Dans les deux cas l’objectif est la soumission sans condition à un formatage des pensées et des actions selon les modélisations en vigueur.

À l’époque du tout exhibé, l’humain est constamment exposé au regard de ses semblables.  La nature de  cette relation est interactive, l’alter égo renvoie à la conscience de soi. C’est au travers de cette représentation de l’ego, que les notions classiques de bonheur, exacerbent aujourd’hui toute la subjectivité de leur palette impressionniste… D’où la déclinaison à l’infini des frustrations de bonheur. Et moi et moi et moi comme dit la chanson…

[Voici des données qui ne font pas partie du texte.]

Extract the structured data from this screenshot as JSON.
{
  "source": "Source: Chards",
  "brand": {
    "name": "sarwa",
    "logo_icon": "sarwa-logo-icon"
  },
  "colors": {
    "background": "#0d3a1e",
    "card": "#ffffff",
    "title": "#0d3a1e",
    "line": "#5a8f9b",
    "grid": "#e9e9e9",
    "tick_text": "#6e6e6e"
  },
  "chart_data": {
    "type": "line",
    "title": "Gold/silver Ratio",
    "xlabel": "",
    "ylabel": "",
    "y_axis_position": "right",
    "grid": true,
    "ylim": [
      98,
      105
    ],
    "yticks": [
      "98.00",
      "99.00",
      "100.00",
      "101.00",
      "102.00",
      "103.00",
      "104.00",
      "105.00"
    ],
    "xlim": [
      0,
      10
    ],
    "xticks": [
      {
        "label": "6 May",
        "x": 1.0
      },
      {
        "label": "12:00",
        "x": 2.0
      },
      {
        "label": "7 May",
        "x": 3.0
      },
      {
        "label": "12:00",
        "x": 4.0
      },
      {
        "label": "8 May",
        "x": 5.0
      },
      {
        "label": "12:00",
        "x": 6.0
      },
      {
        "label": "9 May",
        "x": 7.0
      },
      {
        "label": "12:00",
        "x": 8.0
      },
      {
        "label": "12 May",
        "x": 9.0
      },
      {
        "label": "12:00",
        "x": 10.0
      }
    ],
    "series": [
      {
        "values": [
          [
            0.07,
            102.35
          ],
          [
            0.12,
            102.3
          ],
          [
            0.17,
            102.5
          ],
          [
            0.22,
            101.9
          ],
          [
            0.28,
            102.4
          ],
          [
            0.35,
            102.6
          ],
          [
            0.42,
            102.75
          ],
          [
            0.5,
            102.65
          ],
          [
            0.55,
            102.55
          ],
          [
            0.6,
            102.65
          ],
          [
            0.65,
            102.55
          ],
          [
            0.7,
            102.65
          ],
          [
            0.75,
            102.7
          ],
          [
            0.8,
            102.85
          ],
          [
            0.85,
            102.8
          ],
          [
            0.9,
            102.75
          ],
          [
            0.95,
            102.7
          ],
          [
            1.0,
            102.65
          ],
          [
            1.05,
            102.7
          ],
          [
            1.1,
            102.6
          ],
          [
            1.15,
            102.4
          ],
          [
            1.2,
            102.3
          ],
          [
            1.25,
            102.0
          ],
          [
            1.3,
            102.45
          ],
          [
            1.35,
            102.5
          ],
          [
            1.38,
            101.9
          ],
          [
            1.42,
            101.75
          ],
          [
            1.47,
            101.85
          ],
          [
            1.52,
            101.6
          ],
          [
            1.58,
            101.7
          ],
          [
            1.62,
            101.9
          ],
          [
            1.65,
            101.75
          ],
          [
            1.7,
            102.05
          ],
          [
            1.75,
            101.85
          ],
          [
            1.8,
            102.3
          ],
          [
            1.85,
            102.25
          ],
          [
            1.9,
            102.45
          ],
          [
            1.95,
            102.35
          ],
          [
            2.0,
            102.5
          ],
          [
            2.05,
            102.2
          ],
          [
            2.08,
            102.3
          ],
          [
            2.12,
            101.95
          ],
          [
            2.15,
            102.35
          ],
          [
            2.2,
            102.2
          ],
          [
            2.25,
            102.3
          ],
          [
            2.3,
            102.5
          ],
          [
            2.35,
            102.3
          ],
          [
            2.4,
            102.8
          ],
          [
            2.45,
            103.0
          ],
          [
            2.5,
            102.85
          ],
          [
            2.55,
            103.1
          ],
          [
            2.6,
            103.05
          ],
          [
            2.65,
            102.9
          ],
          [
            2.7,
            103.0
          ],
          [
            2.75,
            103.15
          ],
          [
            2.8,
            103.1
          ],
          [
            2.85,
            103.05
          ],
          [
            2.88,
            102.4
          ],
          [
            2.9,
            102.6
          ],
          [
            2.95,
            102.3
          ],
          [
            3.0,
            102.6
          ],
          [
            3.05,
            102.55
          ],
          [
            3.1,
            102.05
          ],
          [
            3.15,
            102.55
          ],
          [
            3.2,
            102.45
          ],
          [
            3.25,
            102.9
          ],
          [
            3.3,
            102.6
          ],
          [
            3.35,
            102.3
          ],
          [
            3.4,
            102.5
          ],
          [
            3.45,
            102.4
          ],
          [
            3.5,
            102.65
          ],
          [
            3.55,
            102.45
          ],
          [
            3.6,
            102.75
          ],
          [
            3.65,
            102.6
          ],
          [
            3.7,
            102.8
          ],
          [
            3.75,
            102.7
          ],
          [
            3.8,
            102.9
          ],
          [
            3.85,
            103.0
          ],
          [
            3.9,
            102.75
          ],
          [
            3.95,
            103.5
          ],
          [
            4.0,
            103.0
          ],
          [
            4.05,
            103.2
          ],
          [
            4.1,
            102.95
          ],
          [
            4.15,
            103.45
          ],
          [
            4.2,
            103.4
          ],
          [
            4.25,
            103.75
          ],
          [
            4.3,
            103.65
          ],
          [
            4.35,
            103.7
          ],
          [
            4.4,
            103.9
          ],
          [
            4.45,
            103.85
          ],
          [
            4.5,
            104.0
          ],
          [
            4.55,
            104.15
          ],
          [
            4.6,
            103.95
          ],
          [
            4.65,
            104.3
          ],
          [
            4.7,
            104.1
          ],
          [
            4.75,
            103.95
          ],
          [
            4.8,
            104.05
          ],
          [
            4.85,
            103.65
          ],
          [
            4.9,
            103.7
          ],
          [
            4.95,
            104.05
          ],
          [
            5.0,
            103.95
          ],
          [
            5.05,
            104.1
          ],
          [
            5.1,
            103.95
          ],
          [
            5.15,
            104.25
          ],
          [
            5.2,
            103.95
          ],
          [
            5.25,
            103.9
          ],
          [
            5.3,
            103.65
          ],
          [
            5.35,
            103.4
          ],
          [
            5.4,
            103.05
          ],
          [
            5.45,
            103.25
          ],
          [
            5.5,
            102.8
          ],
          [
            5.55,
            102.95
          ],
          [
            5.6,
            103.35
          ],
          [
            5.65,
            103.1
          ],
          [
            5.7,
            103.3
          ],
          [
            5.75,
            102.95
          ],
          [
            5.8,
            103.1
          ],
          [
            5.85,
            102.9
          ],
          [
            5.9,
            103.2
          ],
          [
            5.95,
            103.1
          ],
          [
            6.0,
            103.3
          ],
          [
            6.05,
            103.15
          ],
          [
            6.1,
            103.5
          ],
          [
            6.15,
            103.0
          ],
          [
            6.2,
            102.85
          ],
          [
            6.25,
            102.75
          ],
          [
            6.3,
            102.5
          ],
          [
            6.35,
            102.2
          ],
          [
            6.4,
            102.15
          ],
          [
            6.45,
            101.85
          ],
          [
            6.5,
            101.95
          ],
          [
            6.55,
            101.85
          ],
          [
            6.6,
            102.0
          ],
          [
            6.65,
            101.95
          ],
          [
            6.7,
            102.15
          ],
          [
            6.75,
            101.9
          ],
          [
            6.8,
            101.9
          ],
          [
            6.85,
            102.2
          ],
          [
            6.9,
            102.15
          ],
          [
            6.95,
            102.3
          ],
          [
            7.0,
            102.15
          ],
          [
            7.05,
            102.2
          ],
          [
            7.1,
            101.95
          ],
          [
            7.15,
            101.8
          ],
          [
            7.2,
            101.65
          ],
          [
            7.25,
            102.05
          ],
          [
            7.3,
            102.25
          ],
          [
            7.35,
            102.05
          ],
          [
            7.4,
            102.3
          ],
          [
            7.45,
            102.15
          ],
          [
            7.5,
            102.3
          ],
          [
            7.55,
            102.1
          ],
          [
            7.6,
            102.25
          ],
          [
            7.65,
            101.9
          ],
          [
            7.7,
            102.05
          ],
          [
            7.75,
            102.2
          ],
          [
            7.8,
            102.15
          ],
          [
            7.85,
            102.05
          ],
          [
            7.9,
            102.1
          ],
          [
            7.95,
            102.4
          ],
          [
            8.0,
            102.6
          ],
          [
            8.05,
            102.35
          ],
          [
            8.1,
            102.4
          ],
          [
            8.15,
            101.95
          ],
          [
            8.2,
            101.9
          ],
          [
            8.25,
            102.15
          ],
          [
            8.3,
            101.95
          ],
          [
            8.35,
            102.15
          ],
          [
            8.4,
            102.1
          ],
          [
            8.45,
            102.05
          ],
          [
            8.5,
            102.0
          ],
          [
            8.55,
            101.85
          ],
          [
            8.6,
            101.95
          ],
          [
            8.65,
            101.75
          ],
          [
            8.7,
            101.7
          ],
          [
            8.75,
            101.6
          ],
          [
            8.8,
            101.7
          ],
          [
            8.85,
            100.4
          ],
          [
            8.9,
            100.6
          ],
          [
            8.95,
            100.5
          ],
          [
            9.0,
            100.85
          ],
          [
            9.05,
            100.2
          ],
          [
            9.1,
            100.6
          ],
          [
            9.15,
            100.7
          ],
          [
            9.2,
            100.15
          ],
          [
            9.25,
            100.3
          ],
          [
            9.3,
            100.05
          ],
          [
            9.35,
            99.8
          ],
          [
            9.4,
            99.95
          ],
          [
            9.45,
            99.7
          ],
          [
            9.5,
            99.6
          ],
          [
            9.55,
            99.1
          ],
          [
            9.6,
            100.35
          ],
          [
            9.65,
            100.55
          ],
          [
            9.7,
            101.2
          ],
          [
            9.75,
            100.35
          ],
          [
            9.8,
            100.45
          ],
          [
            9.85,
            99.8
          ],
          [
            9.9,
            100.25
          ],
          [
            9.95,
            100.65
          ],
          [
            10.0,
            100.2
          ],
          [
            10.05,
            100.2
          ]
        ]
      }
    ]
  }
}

La pratique du tir à l’arc en général et dans ses acceptions philosophiques en particulier, conduit souvent à une cruelle objectivation de l’image de soi dans le réel.

En effet tirer à l’arc c’est envoyer une flèche, si possible en plein centre de la cible, lequel est toujours d’une “neutralité” sans concession.

L’archer est focalisé sur le point central, s’il n’obtient pas suffisamment de réussites, il lui semblera que son image sera plus ou moins (dé) valorisée dans le regard des autres. De là à ressentir un certain manque à être tout court il n’y a qu’un pas. Or cette image empreinte de subjectivité, est génératrice de frustration(s) et par là même induit des compensations dénaturantes de tous les possibles en soi. Dés lors les moments de plaisir, alternent avec les moments de déplaisir, la confiance en soi en prend un coup .

On observera que chacun à sa manière affronte cette problématique selon sa façon de considérer l’importance du regard des autres. Pratique sportive ou pratiques rituelles exotiques rien ou peu n’y change, que les apparences.

Il est vrai que la pratique du tir à l’arc à haut niveau, procure des joies non négligeables. Mais tout a une fin, le crépuscule des dieux du stade ou celui des maîtres haut de gamme, balaie nombre d’illusions. Les archers seraient-ils particulièrement masochistes?

Pour autant, l’initiation de son lumineux cheminement n’est jamais programmable, bien fat qui oserait le croire. Comme pour la pratique sportive, au tir à l’arc il faut en passer par les savoirs pour espérer trouver “sa” Voie.

La perception de l’épanouissement en soi apparaît inopinément, il n’est pas continu cependant que l’instant d’après, sa trace demeure encore dans la mémoire, quand bien même le résultat au tir n’apparaît plus optimal.

Le bonheur là comme ailleurs, c’est d’avoir perçu tout les possibles en soi, cet “ainsité” incomparable. Là est la vertu de la “vacuité”, là est la Voie…

Alors elle est pas belle la vie d’archer?